| Subnet | Hosts Needed | Network | Mask | Usable Range | Broadcast | Usable | Spare |
|---|
Calculating a VLSM Plan From Host Counts
Enter the network you have been given, then list each subnet with a name and the number of hosts it must support. The plan recalculates as you type: every subnet gets the smallest block that fits its host count, allocated largest-first from the bottom of your network. The table shows each subnet’s network address, mask, usable range, and broadcast, and the bar above it shows how the whole block is carved up, including what is still free.
If the plan does not fit, the calculator says which subnet broke it, so you can shrink a host count, drop a subnet, or ask for a bigger block.

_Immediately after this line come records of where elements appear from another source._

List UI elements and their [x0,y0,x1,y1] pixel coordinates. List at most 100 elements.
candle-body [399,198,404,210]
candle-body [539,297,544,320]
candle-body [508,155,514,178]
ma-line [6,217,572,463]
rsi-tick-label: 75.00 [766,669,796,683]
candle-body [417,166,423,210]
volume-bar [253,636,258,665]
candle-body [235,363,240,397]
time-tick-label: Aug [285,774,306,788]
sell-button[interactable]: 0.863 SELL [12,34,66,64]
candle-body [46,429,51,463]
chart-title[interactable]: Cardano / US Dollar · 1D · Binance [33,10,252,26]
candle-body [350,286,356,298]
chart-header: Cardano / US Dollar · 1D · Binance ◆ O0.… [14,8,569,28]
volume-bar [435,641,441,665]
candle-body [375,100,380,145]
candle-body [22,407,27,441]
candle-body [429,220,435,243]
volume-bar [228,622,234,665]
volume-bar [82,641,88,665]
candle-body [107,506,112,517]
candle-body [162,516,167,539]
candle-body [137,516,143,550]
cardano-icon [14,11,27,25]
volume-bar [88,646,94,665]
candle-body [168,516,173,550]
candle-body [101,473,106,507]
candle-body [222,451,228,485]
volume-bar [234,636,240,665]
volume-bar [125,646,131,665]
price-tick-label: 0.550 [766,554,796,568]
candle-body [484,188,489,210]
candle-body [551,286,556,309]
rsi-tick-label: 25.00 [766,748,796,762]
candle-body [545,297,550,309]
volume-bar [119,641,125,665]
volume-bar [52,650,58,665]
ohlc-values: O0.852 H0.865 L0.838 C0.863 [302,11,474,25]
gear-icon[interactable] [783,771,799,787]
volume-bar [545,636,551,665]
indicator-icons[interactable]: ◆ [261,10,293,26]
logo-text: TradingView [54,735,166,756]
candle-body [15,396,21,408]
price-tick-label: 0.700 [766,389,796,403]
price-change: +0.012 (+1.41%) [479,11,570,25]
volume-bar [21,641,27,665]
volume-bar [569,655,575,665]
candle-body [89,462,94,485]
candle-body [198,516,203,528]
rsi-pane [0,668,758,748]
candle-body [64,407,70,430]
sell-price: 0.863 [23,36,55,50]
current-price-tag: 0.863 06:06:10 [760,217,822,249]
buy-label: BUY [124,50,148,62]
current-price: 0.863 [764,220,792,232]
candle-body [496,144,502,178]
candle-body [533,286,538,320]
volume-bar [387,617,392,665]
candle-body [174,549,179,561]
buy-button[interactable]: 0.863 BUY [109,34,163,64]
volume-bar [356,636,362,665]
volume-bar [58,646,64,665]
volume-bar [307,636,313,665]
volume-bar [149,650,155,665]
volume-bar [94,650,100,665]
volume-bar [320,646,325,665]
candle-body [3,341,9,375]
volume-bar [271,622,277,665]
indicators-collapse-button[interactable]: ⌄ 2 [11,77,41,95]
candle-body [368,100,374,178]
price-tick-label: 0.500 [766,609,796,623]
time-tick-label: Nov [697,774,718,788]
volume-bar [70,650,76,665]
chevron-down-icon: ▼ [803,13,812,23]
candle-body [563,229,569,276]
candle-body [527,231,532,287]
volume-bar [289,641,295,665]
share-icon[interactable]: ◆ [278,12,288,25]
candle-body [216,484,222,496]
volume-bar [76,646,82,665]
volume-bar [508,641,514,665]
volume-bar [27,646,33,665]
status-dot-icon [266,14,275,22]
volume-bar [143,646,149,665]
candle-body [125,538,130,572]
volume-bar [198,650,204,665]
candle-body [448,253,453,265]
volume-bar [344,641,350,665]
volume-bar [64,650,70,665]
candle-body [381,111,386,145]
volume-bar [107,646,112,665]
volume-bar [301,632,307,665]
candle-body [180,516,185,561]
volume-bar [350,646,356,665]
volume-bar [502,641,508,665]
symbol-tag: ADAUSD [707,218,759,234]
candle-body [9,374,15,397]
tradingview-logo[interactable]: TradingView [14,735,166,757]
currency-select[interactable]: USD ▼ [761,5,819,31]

Copy CSV exports the whole table for documentation, and Share Link produces a URL that reopens your exact plan, which makes it easy to send a proposed addressing scheme to a colleague.
Allocation Order and Alignment
Every subnet must start on a boundary divisible by its own size. Allocating the biggest subnets first keeps every allocation on a valid boundary: after a /25 placed at the bottom of a /24, the next address is a clean /26 boundary, then a /27 boundary, and so on. Allocated smallest-first, the large subnets need boundaries the earlier allocations already broke, which forces gaps and wastes space. The calculator sorts for you, then presents the results back in the order you listed them.
The sizing rule is the classic one used in networking courses and exams: a subnet needs the smallest power of two where the block size minus two covers the requested hosts, since the network and broadcast addresses are unusable. A request for 120 hosts gets a /25 (126 usable), 60 hosts gets a /26 (62 usable), and 2 hosts gets a /30. To see any allocated block down at the bit level, drop it into the IP subnet calculator.

The block size steps are fixed, so every host count maps to exactly one prefix:
| Hosts Needed | Prefix | Usable | Block Size |
|---|---|---|---|
| 1 – 2 | /30 | 2 | 4 |
| 3 – 6 | /29 | 6 | 8 |
| 7 – 14 | /28 | 14 | 16 |
| 15 – 30 | /27 | 30 | 32 |
| 31 – 62 | /26 | 62 | 64 |
| 63 – 126 | /25 | 126 | 128 |
| 127 – 254 | /24 | 254 | 256 |
| 255 – 510 | /23 | 510 | 512 |
| 511 – 1022 | /22 | 1022 | 1,024 |
| 1023 – 2046 | /21 | 2046 | 2,048 |
| 2047 – 4094 | /20 | 4094 | 4,096 |
Reading the Spare Column
Spare is usable addresses minus requested hosts. Because blocks only come in power-of-two sizes, a 130-host request jumps from a /25 (126 usable, too small) to a /24 (254 usable), leaving 124 spare. That spare is growth headroom. If a department asks for 130 and will not grow, reducing the request to 126 saves half a /24. A spare of 1 or 2 is the opposite warning: any new device in that subnet forces a renumber.
Leftover Free Blocks
Whatever the plan does not use is listed as exact CIDR blocks, ready to allocate later. Record them in the documentation with the plan itself. Unrecorded free space is a common cause of overlapping subnets later. The free list uses the same exact-block math as the CIDR to IP range converter, so each chip is a real allocatable block, not an approximation.
Point-to-Point Links in a Plan
A router-to-router link needs exactly 2 usable addresses, which this calculator sizes as a /30, matching textbook and exam expectations. On modern equipment a /31 also works for point-to-point links and wastes nothing, so production networks often use /31s instead. If you plan with /31s, size the link rows as 2 hosts here, then halve those blocks when you configure.
Common VLSM Mistakes
Forgetting the two reserved addresses. A subnet for 30 hosts does not fit in a /27 minus nothing; a /27 holds exactly 30 usable of 32 addresses. A request for 31 needs a /26. The table above lists every jump point.
Allocating in listed order instead of size order. That works only when the list happens to be sorted already. When a small subnet lands first, alignment breaks and manually calculated plans start overlapping.
Counting interfaces instead of addresses. Every device interface, gateway, printer, access point, and management address in the subnet consumes one. Gateways are the most common omission: a 62-host request that did not count its gateway needs 63 addresses and no longer fits a /26.